Ainsi que cela résultait déjà rigoureusement des motifs de l’arrêt d’appel3, la lettre des textes se présentait comme assez insurmontable pour la société demanderesse. Conformément aux dispositions de la directive OPA4, l’article L. 433-3, I du Code monétaire fixe le seuil des offres publiques obligatoires, pour les seules sociétés cotées ayant leur siège social en France. Inapplicable, comme tel, au franchissement du seuil de l’offre publique obligatoire déterminé par la loi luxembourgeoise applicable à une société ayant son siège au Luxembourg, l’AMF en avait également déduit l’impossibilité pour elle d’exercer son pouvoir d’injonction à l’encontre du groupe d’actionnaires ayant effectué la déclaration. L’invocation des règles générales relatives à l’application des règles françaises et à la détermination de la compétence de l’AMF en matière d’offres publiques volontaires figurant à l’article L. 433-1, II ne pouvait utilement le remettre en cause. L’élément de texte mis en avant de l’absence de renvoi opéré par l’article 231-1 du règlement général de l’AMF à l’article L. 433-3, I du Code monétaire et financier ne suffisait pas à admettre que selon l’article 234-2 du même règlement général, reprenant le seuil de déclenchement de l’offre publique obligatoire puisse, dans le règlement, étendre le champ d’application des règles françaises précisé au niveau législatif. On pourra s’en convaincre en outre à la lecture des dispositions mêmes de l’article 234-2 qui, par les termes de son alinéa 25 et compte tenu de sa place dans le chapitre consacré aux offres publiques obligatoires, se veut lui-même un article de coordination. C’est dire, sans autrement y insister, qu’en ne renvoyant pas à l’article L. 433-3, I, l’article 231-1 ne le contredit aucunement, non plus qu’il puisseêtre interprété comme généralisant au-delà de leur objet, les dispositions déterminant la loi applicable en matière d’offres publiques volontaires.
L’argument de texte était peu contestable et l’issue du pourvoi convainc, en mettant utilement en cohérence la compétence relative à l’exercice du pouvoir d’injonction, avec la loi applicable à la détermination du seuil de l’offre publique obligatoire6.

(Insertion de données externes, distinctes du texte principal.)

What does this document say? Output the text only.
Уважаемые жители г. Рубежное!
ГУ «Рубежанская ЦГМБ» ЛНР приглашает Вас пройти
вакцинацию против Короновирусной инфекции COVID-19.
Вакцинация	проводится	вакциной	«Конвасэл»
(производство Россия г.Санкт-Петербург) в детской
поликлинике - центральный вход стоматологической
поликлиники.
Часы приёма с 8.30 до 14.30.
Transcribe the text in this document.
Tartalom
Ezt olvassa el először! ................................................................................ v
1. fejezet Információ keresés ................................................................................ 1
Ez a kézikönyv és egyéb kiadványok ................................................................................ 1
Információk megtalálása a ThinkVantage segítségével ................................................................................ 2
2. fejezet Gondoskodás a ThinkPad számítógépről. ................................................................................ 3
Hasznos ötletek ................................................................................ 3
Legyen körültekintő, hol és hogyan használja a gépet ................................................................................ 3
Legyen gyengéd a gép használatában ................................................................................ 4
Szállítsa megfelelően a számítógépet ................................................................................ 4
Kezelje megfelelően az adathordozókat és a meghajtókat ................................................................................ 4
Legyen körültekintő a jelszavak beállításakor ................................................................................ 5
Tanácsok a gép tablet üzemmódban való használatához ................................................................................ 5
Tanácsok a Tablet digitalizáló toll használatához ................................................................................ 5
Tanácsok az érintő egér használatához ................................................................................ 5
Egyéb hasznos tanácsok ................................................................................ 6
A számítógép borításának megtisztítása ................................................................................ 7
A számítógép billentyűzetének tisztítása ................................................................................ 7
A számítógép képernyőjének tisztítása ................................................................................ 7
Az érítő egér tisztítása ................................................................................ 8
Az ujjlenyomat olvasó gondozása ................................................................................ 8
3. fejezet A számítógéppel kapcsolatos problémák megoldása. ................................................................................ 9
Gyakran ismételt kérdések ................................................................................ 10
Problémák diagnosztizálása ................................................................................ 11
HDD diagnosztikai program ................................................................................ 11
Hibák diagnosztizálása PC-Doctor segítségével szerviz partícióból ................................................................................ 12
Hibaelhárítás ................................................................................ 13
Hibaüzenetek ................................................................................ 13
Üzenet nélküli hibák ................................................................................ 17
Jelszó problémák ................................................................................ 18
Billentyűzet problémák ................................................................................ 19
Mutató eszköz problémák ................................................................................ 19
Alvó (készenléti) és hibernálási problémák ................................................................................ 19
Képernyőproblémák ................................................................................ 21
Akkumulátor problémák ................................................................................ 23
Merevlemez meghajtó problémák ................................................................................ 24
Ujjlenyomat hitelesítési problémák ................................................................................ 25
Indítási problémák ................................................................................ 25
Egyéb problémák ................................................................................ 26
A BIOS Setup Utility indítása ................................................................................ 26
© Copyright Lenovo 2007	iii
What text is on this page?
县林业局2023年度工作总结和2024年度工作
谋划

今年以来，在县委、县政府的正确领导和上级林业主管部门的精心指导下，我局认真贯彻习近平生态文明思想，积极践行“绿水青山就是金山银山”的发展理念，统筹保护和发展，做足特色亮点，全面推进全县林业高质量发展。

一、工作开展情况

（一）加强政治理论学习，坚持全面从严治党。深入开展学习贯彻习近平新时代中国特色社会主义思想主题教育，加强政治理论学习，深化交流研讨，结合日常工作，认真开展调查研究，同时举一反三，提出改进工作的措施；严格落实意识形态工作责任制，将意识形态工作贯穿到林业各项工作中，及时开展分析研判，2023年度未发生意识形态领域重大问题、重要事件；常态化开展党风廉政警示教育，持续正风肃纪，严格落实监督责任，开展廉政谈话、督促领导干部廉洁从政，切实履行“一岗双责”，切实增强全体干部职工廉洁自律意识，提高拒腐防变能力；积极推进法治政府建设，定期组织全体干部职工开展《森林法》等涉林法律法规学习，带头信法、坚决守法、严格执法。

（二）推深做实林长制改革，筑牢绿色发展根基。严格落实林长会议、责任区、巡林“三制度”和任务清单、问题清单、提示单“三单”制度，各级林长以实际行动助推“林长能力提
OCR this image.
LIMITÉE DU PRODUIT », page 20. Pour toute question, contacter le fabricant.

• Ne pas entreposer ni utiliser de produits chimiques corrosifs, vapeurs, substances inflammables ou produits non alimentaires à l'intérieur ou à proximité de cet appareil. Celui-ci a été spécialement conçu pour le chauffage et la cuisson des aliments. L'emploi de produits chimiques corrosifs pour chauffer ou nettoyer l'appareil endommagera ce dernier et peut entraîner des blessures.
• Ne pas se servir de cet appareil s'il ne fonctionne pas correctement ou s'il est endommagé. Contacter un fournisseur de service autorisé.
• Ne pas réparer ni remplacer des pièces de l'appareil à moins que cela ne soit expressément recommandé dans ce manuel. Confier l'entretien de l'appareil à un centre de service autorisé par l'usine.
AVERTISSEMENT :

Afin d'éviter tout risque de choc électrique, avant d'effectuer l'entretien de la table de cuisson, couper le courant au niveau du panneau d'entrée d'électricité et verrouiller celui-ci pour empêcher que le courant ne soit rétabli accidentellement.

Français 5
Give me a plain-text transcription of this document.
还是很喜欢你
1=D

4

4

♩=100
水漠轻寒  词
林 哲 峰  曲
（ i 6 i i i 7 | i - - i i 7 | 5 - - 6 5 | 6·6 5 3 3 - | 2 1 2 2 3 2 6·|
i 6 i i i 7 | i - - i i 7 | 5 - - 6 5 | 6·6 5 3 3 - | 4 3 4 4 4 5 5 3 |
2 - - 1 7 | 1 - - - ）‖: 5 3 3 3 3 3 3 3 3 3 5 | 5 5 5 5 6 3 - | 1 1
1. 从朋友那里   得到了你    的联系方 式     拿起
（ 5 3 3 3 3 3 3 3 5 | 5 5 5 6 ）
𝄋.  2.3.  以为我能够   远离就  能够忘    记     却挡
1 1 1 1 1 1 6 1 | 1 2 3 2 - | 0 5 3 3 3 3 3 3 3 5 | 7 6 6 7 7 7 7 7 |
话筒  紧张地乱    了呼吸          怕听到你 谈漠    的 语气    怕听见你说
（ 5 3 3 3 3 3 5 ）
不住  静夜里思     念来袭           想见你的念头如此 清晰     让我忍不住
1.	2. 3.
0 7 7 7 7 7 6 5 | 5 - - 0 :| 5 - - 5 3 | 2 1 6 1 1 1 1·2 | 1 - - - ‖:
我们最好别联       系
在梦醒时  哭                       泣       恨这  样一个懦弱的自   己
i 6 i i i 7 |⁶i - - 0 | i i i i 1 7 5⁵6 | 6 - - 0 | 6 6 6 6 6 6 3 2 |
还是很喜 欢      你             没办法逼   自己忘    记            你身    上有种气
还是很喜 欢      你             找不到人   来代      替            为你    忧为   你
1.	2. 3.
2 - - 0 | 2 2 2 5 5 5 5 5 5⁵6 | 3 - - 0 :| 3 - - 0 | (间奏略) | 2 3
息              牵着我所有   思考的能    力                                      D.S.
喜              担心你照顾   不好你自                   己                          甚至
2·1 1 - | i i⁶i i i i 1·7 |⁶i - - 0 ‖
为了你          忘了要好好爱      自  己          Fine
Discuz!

On formulera la même appréciation à l’égard du second moyen, fondé non plus sur les règles spéciales relatives aux offres publiques, mais sur la délimitation du pouvoir d’injonction dont dispose le Collège de l’AMF, en vertu des dispositions de l’article L. 621-14, II, du Code monétaire et financier. La confusion des sources visées par le texte dont la violation fonde l’exercice d’un pouvoir d’injonction rend complexe la réponse apportée pour rejeter le pourvoi. On pourra plus simplement y voir une déduction nécessaire de la réponse apportée au premier moyen. Là où la loi applicable relative à l’obligation exclut la compétence de l’AMF comme autorité de contrôle, il faut en déduire l’incompétence plus particulière de l’AMF à exercer ses pouvoirs d’injonction.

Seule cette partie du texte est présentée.